As prescription drug abuse leads more Americans on a path to heroin, new cases of hep C are rising among young people in non-urban areas of the eastern United States. Analyzing Centers for Disease Control and Prevention (CDC) surveillance reports covering 2006 to 2012, researchers found that, out of 7,077 total hep C cases for which there was information about age, 44 percent were 30 years old or younger. This proportion was just 36 percent in 2006 and rose to 49 percent by 2012.

The number of new annual hep C cases, also known as incidence, among young people in non-urban counties increased by 13 percent annually, compared with 5 percent in urban counties. Thirty out of 34 states, or 88 percent, that reported hep C cases saw a higher hep C incidence in 2012 than in 2006, especially in non-urban counties east of the Mississippi River.
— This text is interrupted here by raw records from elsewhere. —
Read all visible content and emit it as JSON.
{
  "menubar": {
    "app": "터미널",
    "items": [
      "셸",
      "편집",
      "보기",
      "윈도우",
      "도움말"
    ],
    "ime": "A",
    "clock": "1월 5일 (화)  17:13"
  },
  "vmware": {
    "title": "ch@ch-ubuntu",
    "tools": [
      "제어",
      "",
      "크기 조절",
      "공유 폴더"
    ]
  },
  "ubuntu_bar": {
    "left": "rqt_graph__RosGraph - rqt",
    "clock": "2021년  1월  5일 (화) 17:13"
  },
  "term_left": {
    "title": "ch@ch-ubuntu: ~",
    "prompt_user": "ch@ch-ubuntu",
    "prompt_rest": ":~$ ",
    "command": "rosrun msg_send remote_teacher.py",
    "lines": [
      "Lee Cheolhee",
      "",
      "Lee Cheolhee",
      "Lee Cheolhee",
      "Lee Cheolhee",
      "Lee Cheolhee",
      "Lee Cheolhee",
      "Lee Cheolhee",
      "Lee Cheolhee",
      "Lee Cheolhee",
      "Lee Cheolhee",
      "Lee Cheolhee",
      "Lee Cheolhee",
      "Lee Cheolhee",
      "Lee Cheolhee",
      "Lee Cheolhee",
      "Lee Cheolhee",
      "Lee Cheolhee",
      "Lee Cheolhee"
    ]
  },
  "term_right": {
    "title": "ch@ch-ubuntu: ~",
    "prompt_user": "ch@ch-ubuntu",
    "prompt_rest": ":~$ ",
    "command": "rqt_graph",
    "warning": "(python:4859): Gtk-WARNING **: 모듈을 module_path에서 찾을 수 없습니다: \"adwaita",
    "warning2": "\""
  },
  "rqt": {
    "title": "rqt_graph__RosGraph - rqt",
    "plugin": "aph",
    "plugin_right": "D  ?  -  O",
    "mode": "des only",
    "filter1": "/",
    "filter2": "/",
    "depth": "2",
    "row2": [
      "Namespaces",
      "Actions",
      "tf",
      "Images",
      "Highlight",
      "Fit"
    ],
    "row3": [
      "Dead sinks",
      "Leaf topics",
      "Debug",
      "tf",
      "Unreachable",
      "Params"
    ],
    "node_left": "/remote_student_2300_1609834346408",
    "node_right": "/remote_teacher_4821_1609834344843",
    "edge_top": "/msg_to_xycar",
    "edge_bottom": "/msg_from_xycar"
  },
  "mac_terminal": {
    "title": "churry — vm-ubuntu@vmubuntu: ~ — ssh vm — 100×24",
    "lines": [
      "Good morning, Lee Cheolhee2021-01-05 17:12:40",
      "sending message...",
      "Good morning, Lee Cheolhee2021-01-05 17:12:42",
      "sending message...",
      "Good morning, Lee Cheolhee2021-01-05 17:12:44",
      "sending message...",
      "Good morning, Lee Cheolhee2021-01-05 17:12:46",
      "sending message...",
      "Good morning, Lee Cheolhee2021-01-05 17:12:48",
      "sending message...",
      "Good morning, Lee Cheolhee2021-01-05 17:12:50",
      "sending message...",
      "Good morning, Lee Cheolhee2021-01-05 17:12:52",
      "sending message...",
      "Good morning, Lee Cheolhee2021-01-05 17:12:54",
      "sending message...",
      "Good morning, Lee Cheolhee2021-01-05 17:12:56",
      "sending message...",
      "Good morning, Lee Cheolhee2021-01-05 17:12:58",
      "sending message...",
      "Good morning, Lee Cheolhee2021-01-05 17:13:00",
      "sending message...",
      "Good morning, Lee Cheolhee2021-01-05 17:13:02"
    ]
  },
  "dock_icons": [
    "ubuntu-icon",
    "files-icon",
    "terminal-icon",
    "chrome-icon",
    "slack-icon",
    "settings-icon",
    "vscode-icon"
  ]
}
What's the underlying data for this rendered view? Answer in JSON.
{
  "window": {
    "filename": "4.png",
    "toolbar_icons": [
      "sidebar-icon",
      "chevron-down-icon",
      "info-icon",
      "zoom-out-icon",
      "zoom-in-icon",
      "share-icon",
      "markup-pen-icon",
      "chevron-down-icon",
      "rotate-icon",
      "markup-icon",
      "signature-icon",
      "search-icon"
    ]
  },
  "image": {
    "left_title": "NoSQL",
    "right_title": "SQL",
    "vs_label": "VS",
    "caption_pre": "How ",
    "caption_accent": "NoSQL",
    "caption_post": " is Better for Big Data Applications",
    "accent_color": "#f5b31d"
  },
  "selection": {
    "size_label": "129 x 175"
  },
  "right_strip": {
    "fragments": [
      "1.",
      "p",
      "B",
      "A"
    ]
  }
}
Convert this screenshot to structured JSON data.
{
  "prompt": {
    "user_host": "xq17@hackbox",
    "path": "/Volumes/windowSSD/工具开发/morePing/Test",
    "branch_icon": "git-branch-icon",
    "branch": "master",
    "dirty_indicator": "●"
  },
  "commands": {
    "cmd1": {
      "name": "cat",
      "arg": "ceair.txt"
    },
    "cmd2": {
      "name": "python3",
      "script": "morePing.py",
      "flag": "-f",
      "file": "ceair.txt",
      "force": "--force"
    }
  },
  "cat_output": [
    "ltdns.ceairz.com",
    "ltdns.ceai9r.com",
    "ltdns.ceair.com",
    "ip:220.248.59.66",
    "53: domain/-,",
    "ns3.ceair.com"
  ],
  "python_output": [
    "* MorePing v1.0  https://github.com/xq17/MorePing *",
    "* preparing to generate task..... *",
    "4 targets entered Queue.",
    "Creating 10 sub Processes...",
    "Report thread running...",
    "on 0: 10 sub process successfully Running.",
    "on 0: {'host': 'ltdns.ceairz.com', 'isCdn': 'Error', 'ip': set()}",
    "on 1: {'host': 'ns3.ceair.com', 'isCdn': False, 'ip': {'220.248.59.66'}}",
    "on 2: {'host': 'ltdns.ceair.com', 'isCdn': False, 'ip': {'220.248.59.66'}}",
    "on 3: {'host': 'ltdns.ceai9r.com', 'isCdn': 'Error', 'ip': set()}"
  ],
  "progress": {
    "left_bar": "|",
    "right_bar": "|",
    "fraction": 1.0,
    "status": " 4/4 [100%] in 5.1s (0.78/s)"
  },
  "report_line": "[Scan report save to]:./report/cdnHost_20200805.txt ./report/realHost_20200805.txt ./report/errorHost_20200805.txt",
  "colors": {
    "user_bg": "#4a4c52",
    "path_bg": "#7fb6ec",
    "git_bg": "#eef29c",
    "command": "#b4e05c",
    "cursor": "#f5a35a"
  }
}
Looking at data from 635 young people diagnosed with hep C between 2011 and 2012, the researchers found that three-quarters reported injection drug use. Out of that group, 75 percent had previously abused prescription opioids an average of two years before using heroin.

Saying he was “deeply concerned” by the study’s findings, Scott D. Holmberg, MD, MPH, chief of the epidemiology and surveillance branch of the Division of Viral Hepatitis at the CDC, suggested that the higher hep C incidence in non-urban settings was partially a consequence of the fact that programs to treat drug use, to treat hep C and to provide clean drug injection equipment are often “nonexistent or far distant” for people in these areas.